US 11,756,097 B2
Methods and apparatus for automatically detecting data attacks using machine learning processes
Kannan Achan, Saratoga, CA (US); Durga Deepthi Singh Sharma, Bangalore (IN); Behzad Shahrasbi, Santa Clara, CA (US); Saurabh Agrawal, Bangalore (IN); Venugopal Mani, Sunnyvale, CA (US); Soumya Wadhwa, Sunnyvale, CA (US); Kamiya Motwani, Madhya Pradesh (IN); Evren Korpeoglu, San Jose, CA (US); and Sushant Kumar, Sunnyvale, CA (US)
Assigned to Walmart Apollo, LLC, Bentonville, AR (US)
Filed by Walmart Apollo, LLC, Bentonville, AR (US)
Filed on Jan. 5, 2021, as Appl. No. 17/141,794.

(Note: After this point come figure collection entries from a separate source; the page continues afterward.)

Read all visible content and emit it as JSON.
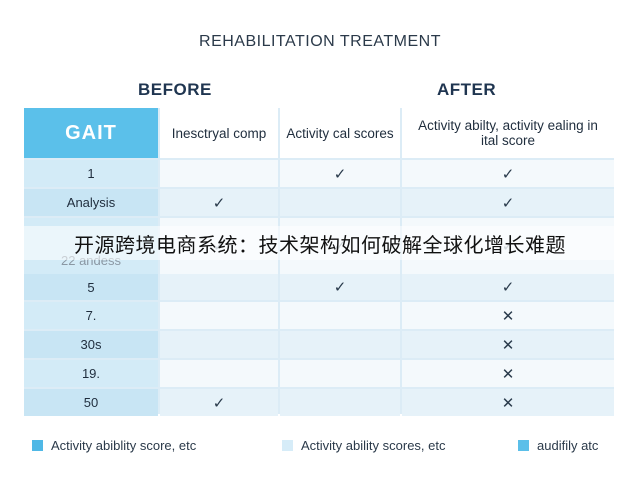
{
  "title": "REHABILITATION TREATMENT",
  "before_label": "BEFORE",
  "after_label": "AFTER",
  "table": {
    "headers": [
      "GAIT",
      "Inesctryal comp",
      "Activity cal scores",
      "Activity abilty, activity ealing in ital score"
    ],
    "rows": [
      {
        "label": "1",
        "c1": "",
        "c2": "✓",
        "c3": "✓"
      },
      {
        "label": "Analysis",
        "c1": "✓",
        "c2": "",
        "c3": "✓"
      },
      {
        "label": "22 andess",
        "c1": "✓",
        "c2": "✓",
        "c3": "✓"
      },
      {
        "label": "5",
        "c1": "",
        "c2": "✓",
        "c3": "✓"
      },
      {
        "label": "7.",
        "c1": "",
        "c2": "",
        "c3": "✕"
      },
      {
        "label": "30s",
        "c1": "",
        "c2": "",
        "c3": "✕"
      },
      {
        "label": "19.",
        "c1": "",
        "c2": "",
        "c3": "✕"
      },
      {
        "label": "50",
        "c1": "✓",
        "c2": "",
        "c3": "✕"
      }
    ]
  },
  "overlay_text": "开源跨境电商系统：技术架构如何破解全球化增长难题",
  "legend": [
    {
      "label": "Activity abiblity score, etc",
      "color": "#4fb8e6"
    },
    {
      "label": "Activity ability scores, etc",
      "color": "#d6ecf8"
    },
    {
      "label": "audifily atc",
      "color": "#5bbfe9"
    }
  ]
}
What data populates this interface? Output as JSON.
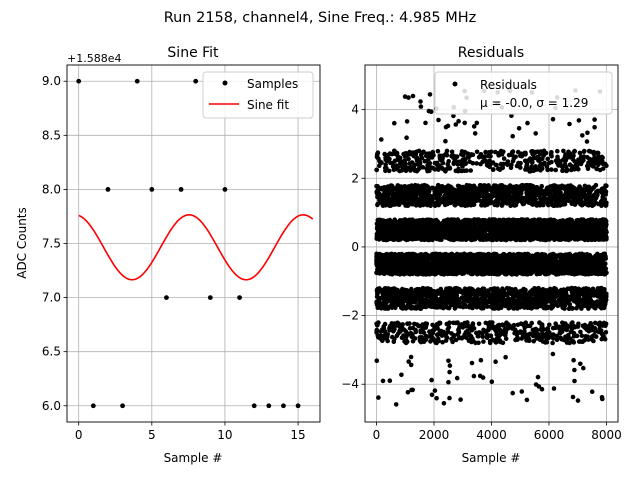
{
  "suptitle": "Run 2158, channel4, Sine Freq.: 4.985 MHz",
  "chart_data": [
    {
      "type": "scatter+line",
      "title": "Sine Fit",
      "xlabel": "Sample #",
      "ylabel": "ADC Counts",
      "offset_text": "+1.588e4",
      "xlim": [
        -0.8,
        16.5
      ],
      "ylim": [
        5.85,
        9.15
      ],
      "xticks": [
        0,
        5,
        10,
        15
      ],
      "yticks": [
        6.0,
        6.5,
        7.0,
        7.5,
        8.0,
        8.5,
        9.0
      ],
      "ytick_labels": [
        "6.0",
        "6.5",
        "7.0",
        "7.5",
        "8.0",
        "8.5",
        "9.0"
      ],
      "grid": true,
      "legend": {
        "position": "upper right",
        "entries": [
          "Samples",
          "Sine fit"
        ]
      },
      "samples": {
        "name": "Samples",
        "x": [
          0,
          1,
          2,
          3,
          4,
          5,
          6,
          7,
          8,
          9,
          10,
          11,
          12,
          13,
          14,
          15
        ],
        "y": [
          9,
          6,
          8,
          6,
          9,
          8,
          7,
          8,
          9,
          7,
          8,
          7,
          6,
          6,
          6,
          6
        ]
      },
      "sine_fit": {
        "name": "Sine fit",
        "color": "#ff0000",
        "x_range": [
          0,
          16
        ],
        "offset": 7.465,
        "amplitude": 0.3,
        "period": 7.8,
        "peak_x": 7.55
      }
    },
    {
      "type": "scatter",
      "title": "Residuals",
      "xlabel": "Sample #",
      "ylabel": "",
      "xlim": [
        -400,
        8400
      ],
      "ylim": [
        -5.1,
        5.3
      ],
      "xticks": [
        0,
        2000,
        4000,
        6000,
        8000
      ],
      "yticks": [
        -4,
        -2,
        0,
        2,
        4
      ],
      "grid": true,
      "legend": {
        "position": "upper right",
        "entries": [
          "Residuals",
          "μ = -0.0, σ = 1.29"
        ]
      },
      "stats": {
        "mu": -0.0,
        "sigma": 1.29
      },
      "n_points": 8000,
      "residual_levels": [
        -2.5,
        -1.5,
        -0.5,
        0.5,
        1.5,
        2.5
      ],
      "level_half_width": 0.3,
      "outlier_range": [
        -4.6,
        4.7
      ]
    }
  ]
}
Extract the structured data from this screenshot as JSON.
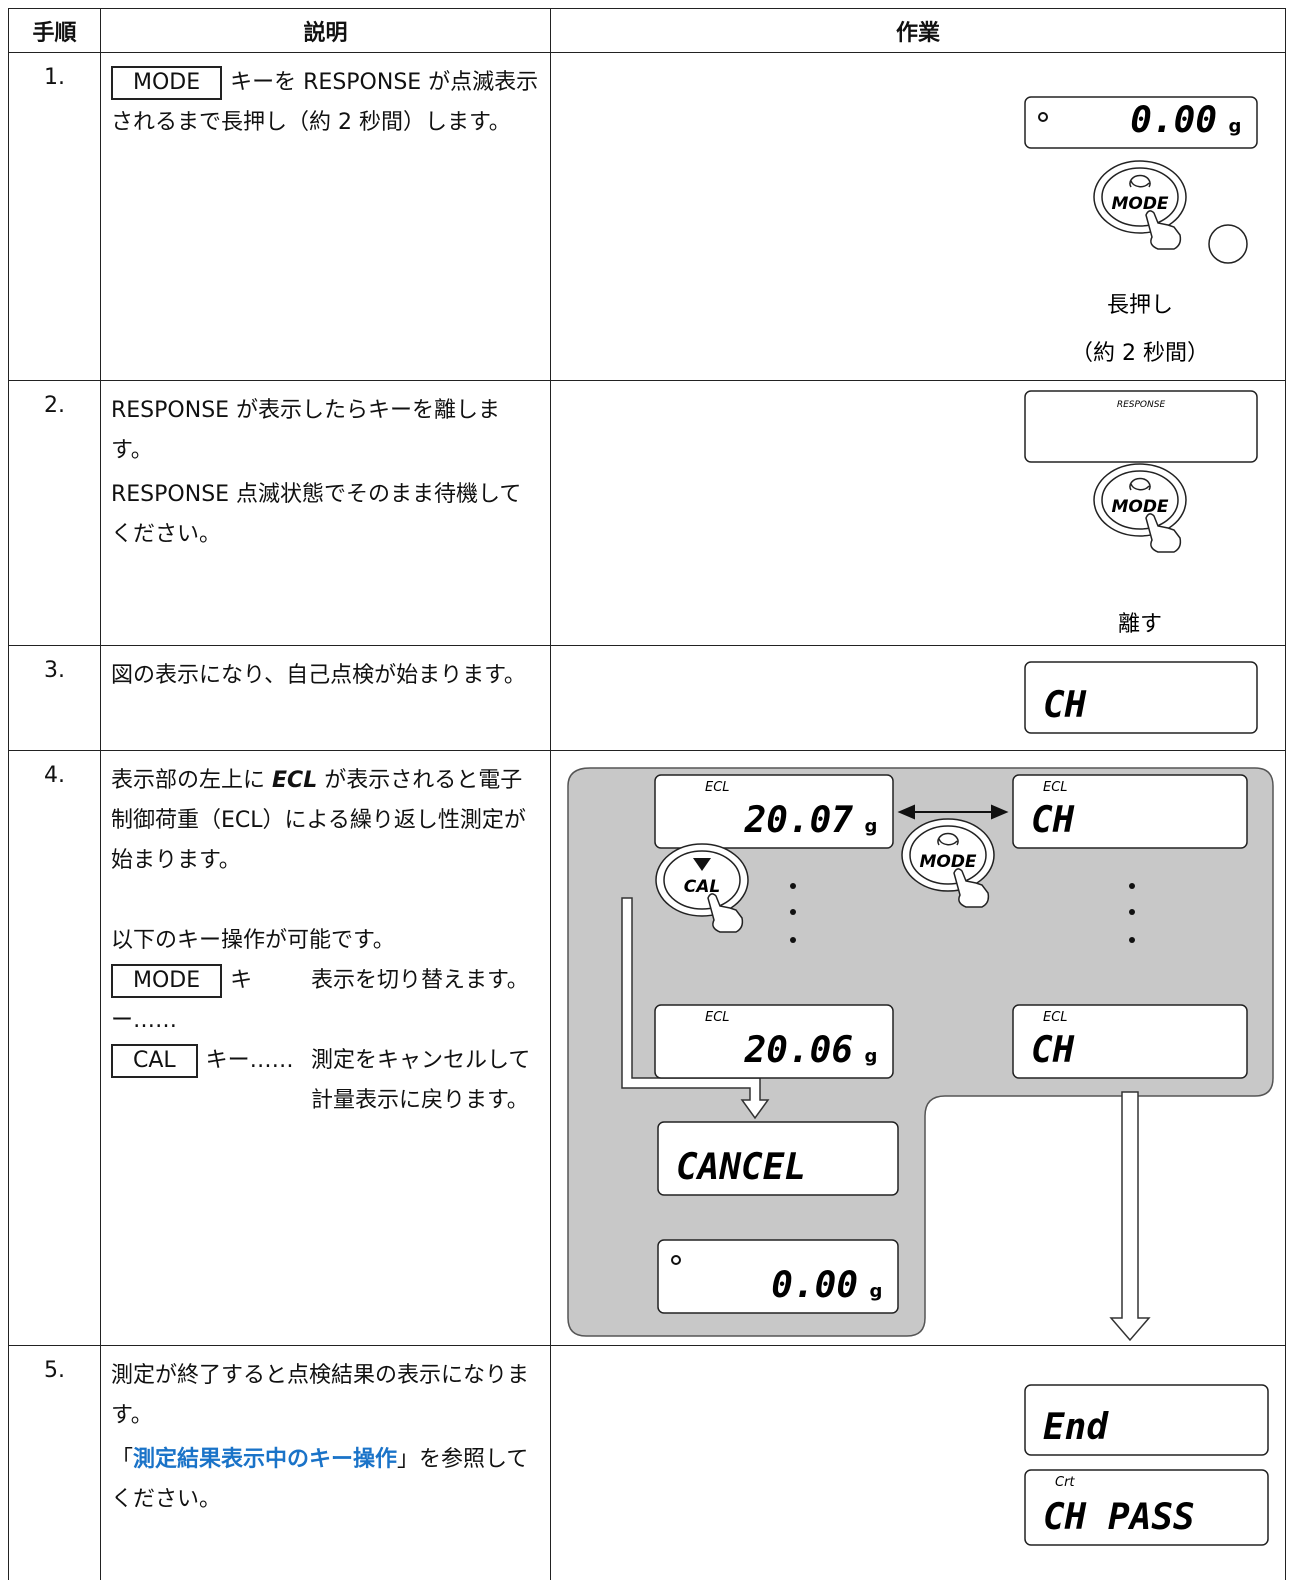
{
  "header": {
    "columns": [
      "手順",
      "説明",
      "作業"
    ]
  },
  "rows": [
    {
      "step": "1.",
      "key": "MODE",
      "text": "キーを RESPONSE が点滅表示されるまで長押し（約 2 秒間）します。",
      "display": {
        "value": "0.00",
        "unit": "g"
      },
      "button": "MODE",
      "caption": "長押し",
      "caption2": "（約 2 秒間）"
    },
    {
      "step": "2.",
      "text": "RESPONSE が表示したらキーを離します。",
      "text2": "RESPONSE 点滅状態でそのまま待機してください。",
      "display": {
        "indicator": "RESPONSE"
      },
      "button": "MODE",
      "caption": "離す"
    },
    {
      "step": "3.",
      "text": "図の表示になり、自己点検が始まります。",
      "display": {
        "value": "CH"
      }
    },
    {
      "step": "4.",
      "text_before": "表示部の左上に",
      "indicator": "ECL",
      "text_after": "が表示されると電子制御荷重（ECL）による繰り返し性測定が始まります。",
      "note": "以下のキー操作が可能です。",
      "keys": [
        {
          "key": "MODE",
          "dots": "キー……",
          "desc": "表示を切り替えます。"
        },
        {
          "key": "CAL",
          "dots": "キー……",
          "desc": "測定をキャンセルして計量表示に戻ります。"
        }
      ],
      "displays": [
        {
          "indicator": "ECL",
          "value": "20.07",
          "unit": "g"
        },
        {
          "indicator": "ECL",
          "value": "CH"
        },
        {
          "indicator": "ECL",
          "value": "20.06",
          "unit": "g"
        },
        {
          "indicator": "ECL",
          "value": "CH"
        },
        {
          "value": "CANCEL"
        },
        {
          "value": "0.00",
          "unit": "g"
        }
      ],
      "buttons": [
        "CAL",
        "MODE"
      ]
    },
    {
      "step": "5.",
      "text": "測定が終了すると点検結果の表示になります。",
      "ref_open": "「",
      "link": "測定結果表示中のキー操作",
      "ref_close": "」を参照してください。",
      "displays": [
        {
          "value": "End"
        },
        {
          "indicator": "Crt",
          "value": "CH PASS"
        }
      ]
    }
  ]
}
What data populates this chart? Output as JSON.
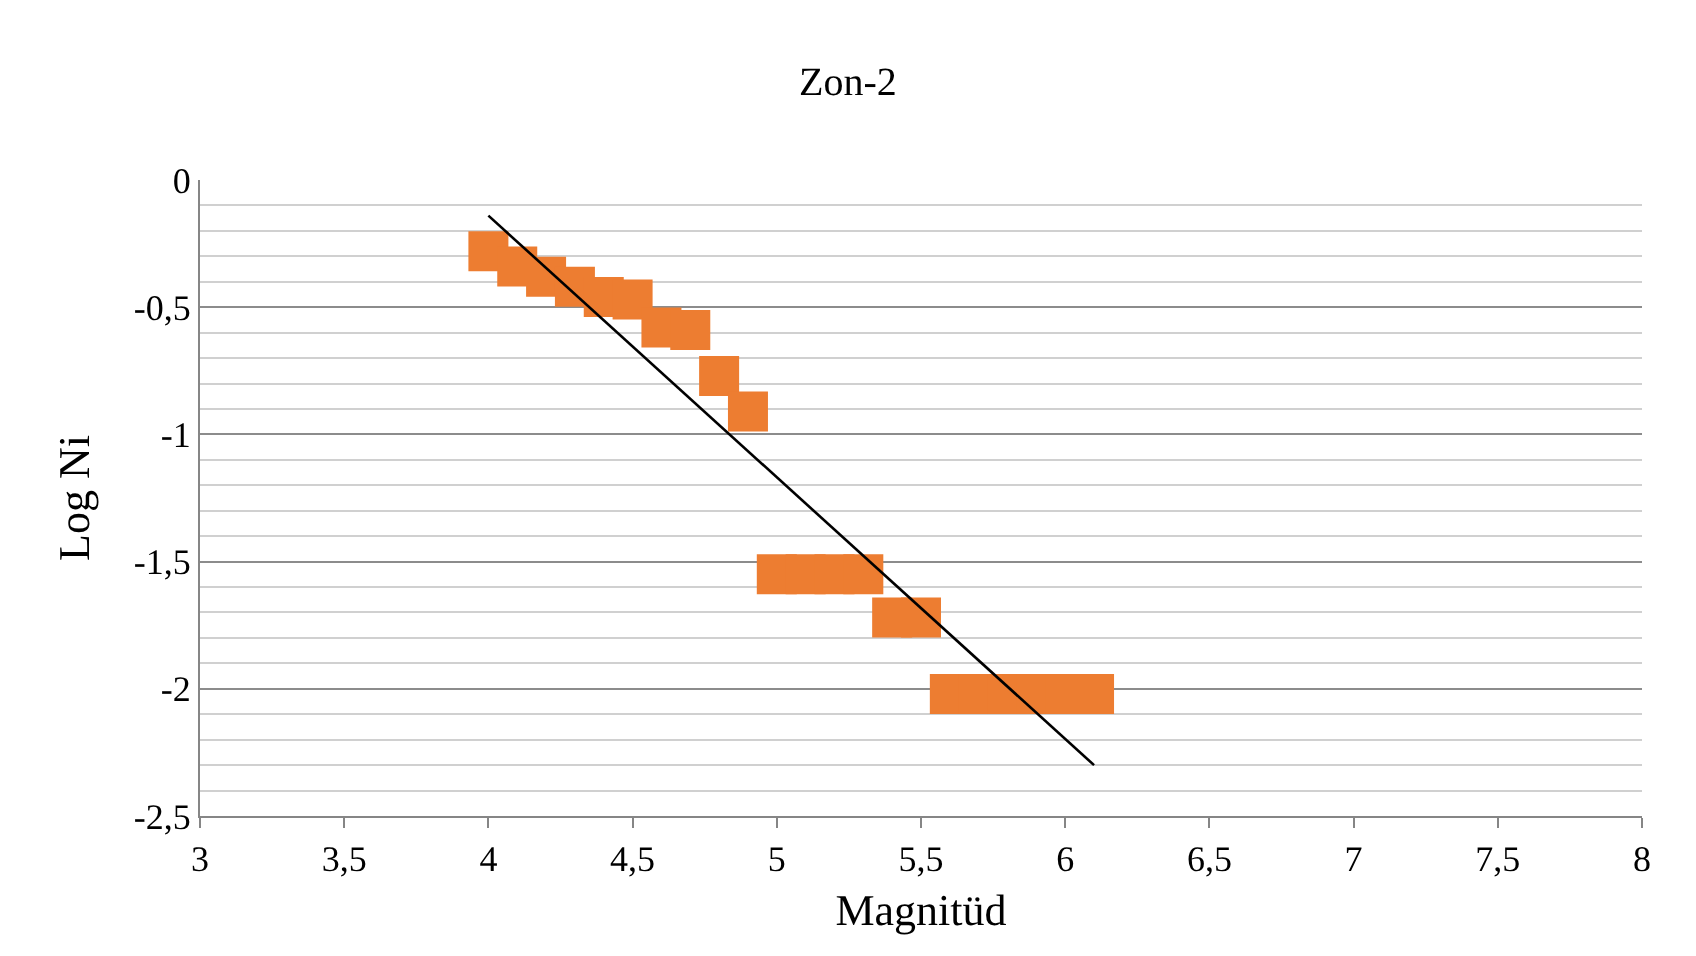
{
  "chart_data": {
    "type": "scatter",
    "title": "Zon-2",
    "xlabel": "Magnitüd",
    "ylabel": "Log Ni",
    "series": [
      {
        "color": "#ed7d31",
        "marker": "square",
        "x": [
          4.0,
          4.1,
          4.2,
          4.3,
          4.4,
          4.5,
          4.6,
          4.7,
          4.8,
          4.9,
          5.0,
          5.1,
          5.2,
          5.3,
          5.4,
          5.5,
          5.6,
          5.7,
          5.8,
          5.9,
          6.0,
          6.1
        ],
        "values": [
          -0.28,
          -0.34,
          -0.38,
          -0.42,
          -0.46,
          -0.47,
          -0.58,
          -0.59,
          -0.77,
          -0.91,
          -1.55,
          -1.55,
          -1.55,
          -1.55,
          -1.72,
          -1.72,
          -2.02,
          -2.02,
          -2.02,
          -2.02,
          -2.02,
          -2.02
        ]
      },
      {
        "type": "line",
        "color": "#000000",
        "marker": "none",
        "x": [
          4.0,
          6.1
        ],
        "values": [
          -0.14,
          -2.3
        ]
      }
    ],
    "xlim": [
      3,
      8
    ],
    "xticks": [
      3,
      {
        "value": 3.5,
        "label": "3,5"
      },
      4,
      {
        "value": 4.5,
        "label": "4,5"
      },
      5,
      {
        "value": 5.5,
        "label": "5,5"
      },
      6,
      {
        "value": 6.5,
        "label": "6,5"
      },
      7,
      {
        "value": 7.5,
        "label": "7,5"
      },
      8
    ],
    "ylim": [
      -2.5,
      0
    ],
    "yticks": [
      0,
      {
        "value": -0.5,
        "label": "-0,5"
      },
      -1,
      {
        "value": -1.5,
        "label": "-1,5"
      },
      -2,
      {
        "value": -2.5,
        "label": "-2,5"
      }
    ],
    "grid": "y"
  }
}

Prior Publication US 2022/0215453 A1, Jul. 7, 2022
Int. Cl. G06Q 30/00 (2023.01); G06Q 30/0601 (2023.01); G06F 21/62 (2013.01); G06F 18/214 (2023.01); G06N 3/044 (2023.01)
CPC G06Q 30/0631 (2013.01) [G06F 18/214 (2023.01); G06F 21/6218 (2013.01); G06N 3/044 (2023.01)] 20 Claims
OG exemplary drawing
 
1. A system comprising: a computing device configured to:
determine a first portion of aggregated user session data for a plurality of users based on at least one rule, wherein the first portion includes user sessions for users that have at least a minimum level of interaction with a corresponding website;
generate a session dataset based on the determined first portion of the aggregated user session data;
train a machine learning model based on the session dataset;
receive user session data for a user from a server, wherein the user session data is aggregated with the session dataset;
apply the trained machine learning model to the user session data to generate output data, the output data including a first value associated with the user session data;
compare the first value to a predetermined threshold to generate a comparison;
determine, based on the comparison, whether the user session data includes polluted data;
generate item recommendation data identifying at least one item to advertise based on the determination of whether the user session data includes polluted data;
transmit the item recommendation data to the server;
refine, based on the determination of whether the user session data includes polluted data, the machine learning model, wherein refining the machine learning model includes removing the polluted data from the aggregated session dataset;
generate loss data based on the output data, the loss data being a difference between the output data and session data within the session dataset; and
refine the machine learning model based on the loss data.